Other scientific skills and interests

I have serveral interests that interleave with my approach to basic research. I think it's the rare investigator who is able to succeed by just doing their specific experiments and not being interested in all aspects of performing research. Here are some of my other interests.

Electronic typesetting

Several years ago, when we used UNIX-based computers that didn't run Microsoft Word (Masscomps and NeXTs), we started using LaTeX to typeset our documents. TeX is a typesetting program by Donald Knuth, used extensively in mathematics, computer science, physics, economics, and other fields. LaTeX is a set of macros that make using TeX easier. Our documents created in LaTeX were beautiful, and at one time everyone in the lab knew how to edit LaTeX input. Now that we've moved on to Macs that do have Word, our use of LaTeX has decreased dramatically. I still, however, greatly prefer the beauty of a properly typeset document. The sloppy kerning and baseline adjustments in Word are simply ugly. Yes, it's fast and easy, and anyone can throw together a document in Word, but the cost of ease-of-use is mediocre output.

My colleagues, Dan Johnston and Sam Wu, and I created a textbook, Foundations of Cellular Neurophysiologypublished by MIT Press. I did all the typesetting for the book, and it was 100% LaTeX. If you want to learn about beautiful scientific typesetting, there are many useful websites you can visit. A good history of TeX is here and you can learn about LaTeX here. There are several nice frontends for TeX and LaTeX on modern Macs. We like TexShop. These modern frontends make LaTeX almost as easy as a WYSIWYG word processor, but produce far superior output.

Computer modeling of neurons

Many years ago our lab put a lot of energy into writing our own neuron-simulation programs (Ted Carnevale collaborated with us via speaker phone). We spent a lot of time on that project, and many other neurophysiologists also developed their own modeling programs. The problem was that they were all incompatible with each other and it was difficult to incorporate the findings of others in a different model. John Moore and Mike Hines came to the rescue by creating a beautiful and flexible modeling program called NEURON. Mike Hines is at Yale, and Ted is now part of that project there. Another modeling envirionment that is very powerful and popular is Genesis, but I don't have much experience with that. I used NEURON (and some earlier versions called CABLE) to create most of the simulations that were used in Foundations of Cellular Neurophysiology.

Electronics for neurophysiology

I grew up in neurophysiology labs when you were expected to build your own electronics; this was largely because there were few commercial alternatives. Over the years I've build 2-electrode voltage clamps, a variety of single-electrode voltage clamps, and learned about designing single-channel amplifiers with David Corey at the CSH patch-clamp couse in 1982. It is rarely necessary to build your own electronics anymore, but I think the knowledge is still useful. I amazed someone in the lab once by throwing together a quick blanking circuit with a couple of chips and potentiometer. I think understanding the equipment you use is essential (e.g., just because the LED labeled "Voltage Clamp" is lit doesn't mean you're really clamping the cell).

Laboratory computer integration

We live with our computers. We use them for collecting and analyzing data, making figures, writing manuscripts, searching for articles, and wasting time browsing the web. I've worked hard to make sure our lab computers are as useful as possible, with all the software everyone needs, and offer tutorials on computer usage to lab members. I think it's essential to understand your computer at more than a superficial level to get the most from it.

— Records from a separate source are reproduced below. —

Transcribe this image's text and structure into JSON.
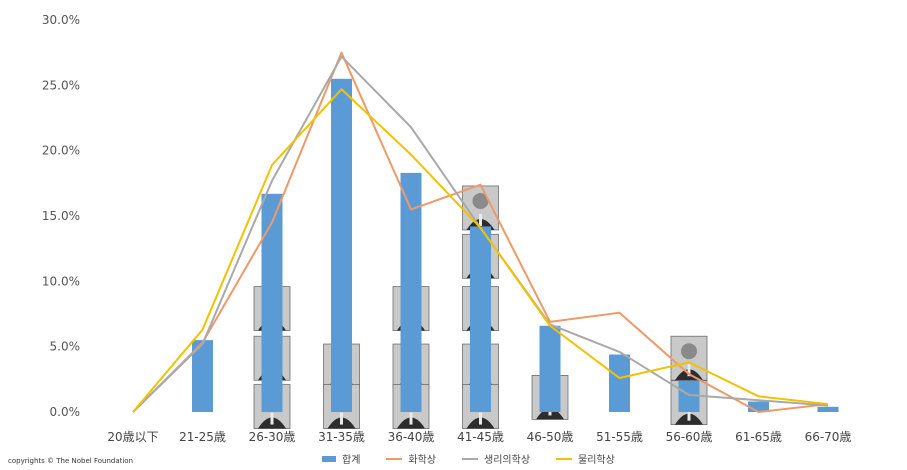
{
  "chart_data": {
    "type": "bar",
    "categories": [
      "20歳以下",
      "21-25歳",
      "26-30歳",
      "31-35歳",
      "36-40歳",
      "41-45歳",
      "46-50歳",
      "51-55歳",
      "56-60歳",
      "61-65歳",
      "66-70歳"
    ],
    "ylim": [
      0,
      30
    ],
    "yticks": [
      "0.0%",
      "5.0%",
      "10.0%",
      "15.0%",
      "20.0%",
      "25.0%",
      "30.0%"
    ],
    "ytick_values": [
      0,
      5,
      10,
      15,
      20,
      25,
      30
    ],
    "grid": false,
    "legend_position": "bottom",
    "series": [
      {
        "name": "합계",
        "kind": "bar",
        "color": "#5b9bd5",
        "values": [
          0,
          5.5,
          16.7,
          25.5,
          18.3,
          14.2,
          6.6,
          4.4,
          2.4,
          0.8,
          0.4
        ]
      },
      {
        "name": "화학상",
        "kind": "line",
        "color": "#ed9a6a",
        "values": [
          0,
          5.3,
          14.5,
          27.5,
          15.5,
          17.4,
          6.9,
          7.6,
          2.9,
          0,
          0.6
        ]
      },
      {
        "name": "생리의학상",
        "kind": "line",
        "color": "#a9a9a9",
        "values": [
          0,
          5.2,
          17.7,
          27.2,
          21.8,
          14.1,
          6.7,
          4.6,
          1.3,
          0.9,
          0.5
        ]
      },
      {
        "name": "물리학상",
        "kind": "line",
        "color": "#f2c200",
        "values": [
          0,
          6.3,
          18.9,
          24.7,
          19.7,
          14.1,
          6.6,
          2.6,
          3.8,
          1.2,
          0.6
        ]
      }
    ]
  },
  "copyright": "copyrights © The Nobel Foundation",
  "portraits": [
    {
      "cat": 3,
      "value": 9.6,
      "name": "portrait-icon"
    },
    {
      "cat": 4,
      "value": 9.6,
      "name": "portrait-icon"
    },
    {
      "cat": 2,
      "value": 9.6,
      "name": "portrait-icon"
    },
    {
      "cat": 5,
      "value": 9.6,
      "name": "portrait-icon"
    }
  ]
}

I've written data-acquisition software on many different types of computers, from 8-bit Z80s in the late 1970s in assembler language, to DEC PDP-11s in the early 80s, to Real-time UNIX systems in the late 1980s to NeXTs in the early 1990s. Since then we've been using Macs in the lab and use Igor to write our data-acq software; we use ITC-18s from Instrutech as our data-acq hardware. It's not so much fun for me anymore. It's all just putting out a stimulus, collecting the resulting data, and doing some scaling and arithmetic on the traces; the basics haven't changed in the last 30 years. We have added code to simultaneously collect images from CCD cameras with the electrical data, but that's the main advance during the last several years.

During the last few years I've become interested in the use of databases for lab uses and departmental administration. These are based on ApachePHP, and MySQL. I've used that combination for the purchasing system used by the Center for Learning and Memory, an equipment database for our lab, and helped Jason use that technology for a database of faculty members comprising the Institute for Neuroscience.

Computers for education

Combining several of the above interests, I've created a set of web-based simulations that follow the contents of Foundations of Cellular Neurophysiology and are used a course Dan teaches at UT. The current version is available here.


At one time I was receiving a lot of SPAM enticing me to become an ordained minister for $25 (the actual religion or church was unclear). Dan commented "Well, you do tend to preach sometimes". He's right; my latest sermon is titled "You've got a $#**% Ph.D.; you should know how to do this". Although the content varies, you can read a reasonable summary under the "Sermons" tab.